Friday, June 11, 2010

Economy sucks because free market lending, borrowing, businesses stifled by O-Dems

ZYWICKI: Why aren't banks lending?

Because bureaucrats and politicians won't let them By Todd J. Zywicki

Despite constant urging by Washington for banks to increase their lending, credit conditions remain tight. Small-business lending continues to lag, and credit card issuers have slashed credit lines and canceled thousands of accounts. Just before Memorial Day, the Obama administration unveiled its latest effort to jump-start lending, a new Small Business Lending Fund (SBLF), which will make available $30 billion to community banks to promote small-business lending. The proposal already has cleared the House Financial Services Committee.

But is there any reason to believe that this modest investment will do what the hundreds of billions of Troubled Asset Relief Program (TARP) dollars failed to do - namely, encourage banks to start lending? Not likely. As with previous efforts, the new fund fails to address the most important reason banks aren't lending: Washington bureaucrats and politicians are making it impossible for them do so.

Every loan bears some risk that it will not be repaid. In making a loan, a lender has two considerations: First, it must be able to price the risk of the loan accurately or, second, it must reduce its risk exposure by reducing the number of loans it makes, the amount it lends or the risk profile of those to whom it lends. Regulations that interfere with the ability to price risk accurately thus inevitably produce efforts to reduce risk exposure by curtailing lending.

Since President Obama was inaugurated, Congress has launched one of the most ambitious legislative agendas in American history - proposals that would fundamentally transform the economy: from remaking the health care system, to a far-reaching set of taxes and regulations to combat climate change and remake the energy system, to a comprehensive financial overhaul bill that would fundamentally reshape the banking system.

How, one wonders, can borrowers and lenders possibly price the risk associated with the imposition of the massive new cap-and-trade system or other new environmental regulations? How could a start-up or growing company anticipate the costs to be imposed by the health insurance reform legislation? How can a lender make a loan today knowing that a new Bureau of Consumer Financial Protection or state attorney general might later decide the loan is "abusive"? Or what future taxes will have to be levied to fund our unsustainable budget deficits?

They can't.

When the new SBLF was unveiled in February, I testified before the House Financial Services Committee along with several businesspeople and bankers. Their refrain was nearly uniform: Washington's tax-and-regulation orgy was spawning unworkable uncertainty for small businesses and banks, leading to curtailed lending. The SBLF doesn't address that.
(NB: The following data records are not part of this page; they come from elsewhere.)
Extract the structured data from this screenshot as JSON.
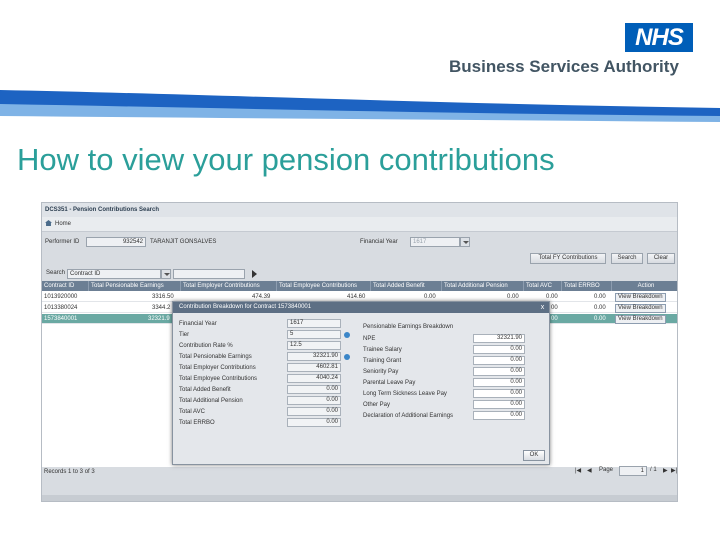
{
  "slide": {
    "logo": "NHS",
    "org_name": "Business Services Authority",
    "title": "How to view your pension contributions"
  },
  "app": {
    "window_title": "DCS351 - Pension Contributions Search",
    "home_label": "Home",
    "performer_id_label": "Performer ID",
    "performer_id_value": "932542",
    "performer_name": "TARANJIT GONSALVES",
    "financial_year_label": "Financial Year",
    "financial_year_value": "1617",
    "buttons": {
      "total_fy": "Total FY Contributions",
      "search": "Search",
      "clear": "Clear"
    },
    "search_label": "Search",
    "search_by": "Contract ID",
    "grid": {
      "headers": [
        "Contract ID",
        "Total Pensionable Earnings",
        "Total Employer Contributions",
        "Total Employee Contributions",
        "Total Added Benefit",
        "Total Additional Pension",
        "Total AVC",
        "Total ERRBO",
        "Action"
      ],
      "rows": [
        {
          "contract_id": "1013920000",
          "earnings": "3316.50",
          "employer": "474.39",
          "employee": "414.60",
          "added_benefit": "0.00",
          "additional_pension": "0.00",
          "avc": "0.00",
          "errbo": "0.00",
          "action": "View Breakdown",
          "selected": false
        },
        {
          "contract_id": "1013380024",
          "earnings": "3344.2",
          "employer": "",
          "employee": "",
          "added_benefit": "",
          "additional_pension": "",
          "avc": "00",
          "errbo": "0.00",
          "action": "View Breakdown",
          "selected": false
        },
        {
          "contract_id": "1573840001",
          "earnings": "32321.9",
          "employer": "",
          "employee": "",
          "added_benefit": "",
          "additional_pension": "",
          "avc": "00",
          "errbo": "0.00",
          "action": "View Breakdown",
          "selected": true
        }
      ]
    },
    "records_text": "Records 1 to 3 of 3",
    "pager": {
      "page_label": "Page",
      "page_value": "1",
      "page_of": "/ 1"
    }
  },
  "dialog": {
    "title": "Contribution Breakdown for Contract 1573840001",
    "close_label": "x",
    "left": [
      {
        "label": "Financial Year",
        "value": "1617",
        "info": false
      },
      {
        "label": "Tier",
        "value": "5",
        "info": true
      },
      {
        "label": "Contribution Rate %",
        "value": "12.5",
        "info": false
      },
      {
        "label": "Total Pensionable Earnings",
        "value": "32321.90",
        "info": true
      },
      {
        "label": "Total Employer Contributions",
        "value": "4602.81",
        "info": false
      },
      {
        "label": "Total Employee Contributions",
        "value": "4040.24",
        "info": false
      },
      {
        "label": "Total Added Benefit",
        "value": "0.00",
        "info": false
      },
      {
        "label": "Total Additional Pension",
        "value": "0.00",
        "info": false
      },
      {
        "label": "Total AVC",
        "value": "0.00",
        "info": false
      },
      {
        "label": "Total ERRBO",
        "value": "0.00",
        "info": false
      }
    ],
    "right_heading": "Pensionable Earnings Breakdown",
    "right": [
      {
        "label": "NPE",
        "value": "32321.90"
      },
      {
        "label": "Trainee Salary",
        "value": "0.00"
      },
      {
        "label": "Training Grant",
        "value": "0.00"
      },
      {
        "label": "Seniority Pay",
        "value": "0.00"
      },
      {
        "label": "Parental Leave Pay",
        "value": "0.00"
      },
      {
        "label": "Long Term Sickness Leave Pay",
        "value": "0.00"
      },
      {
        "label": "Other Pay",
        "value": "0.00"
      },
      {
        "label": "Declaration of Additional Earnings",
        "value": "0.00"
      }
    ],
    "ok_label": "OK"
  },
  "colors": {
    "nhs_blue": "#005eb8",
    "title_teal": "#2b9f9a",
    "selected_row": "#6aa9a3",
    "grid_header": "#6c7f94"
  }
}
But the inability to accurately price risk goes beyond macroeconomic-level uncertainty: Congress' meddling in credit markets has directly interfered with the ability of lenders to price the risk of lending accurately. Proposals for still more interventions provide still greater threats of uncertainty, further undermining confidence and predictability.

Consider Exhibit A of unintended consequences: the Credit Card Accountability, Responsibility and Disclosure Act of 2009 (the "Credit CARD Act"). While some of the provisions of the legislation are largely harmless or even mildly beneficial, other provisions of the law interfere with accurate risk-based pricing, such as limitations on the ability to raise interest rates or declare a default when borrower risk increases. The market response has been entirely predictable - faced with new limits on the ability to raise interest rates when borrower risk changes, lenders have simply raised interest rates across the board for all cardholders. Equally predictably, card issuers have reduced their risk exposure by slashing available credit lines by more than $1 trillion in the past year, canceled thousands of cards and levied new fees on inactive and other risky accounts, in some part because of the obstacles created by the CARD Act. About three-quarters of small businesses rely on credit cards (often their personal cards) to finance their businesses, especially women and minority entrepreneurs, who frequently are excluded from traditional small-business lending. This legislative assault on access to credit cards has slowed economic recovery and driven consumers and small businesses into the hands of pawnbrokers and payday lenders.

But this pummeling of the credit card market is still not enough for Congress and the Obama administration. A House bill introduced by Rep. John F. Tierney, Massachusetts Democrat, (with more than 60 co-sponsors) would impose a national interest rate ceiling of 16 percent on credit cards, guaranteeing a massive constriction of credit card availability (and a boom for payday lenders). The looming creation of a new Bureau of Consumer Financial Protection in the Federal Reserve with the authority to regulate virtually every consumer credit product in America and to punish those loans deemed (after the fact) to be "abusive" will further discourage lending to consumers and small businesses. Congress also is still considering allowing bankruptcy judges to "cram down" underwater mortgages and home equity lines of credit to the value of the underlying home, which would further increase their risk, reduce their availability and probably be a death knell for home equity lines of credit (a major source of small-business capital) until the long slump in property values reverses.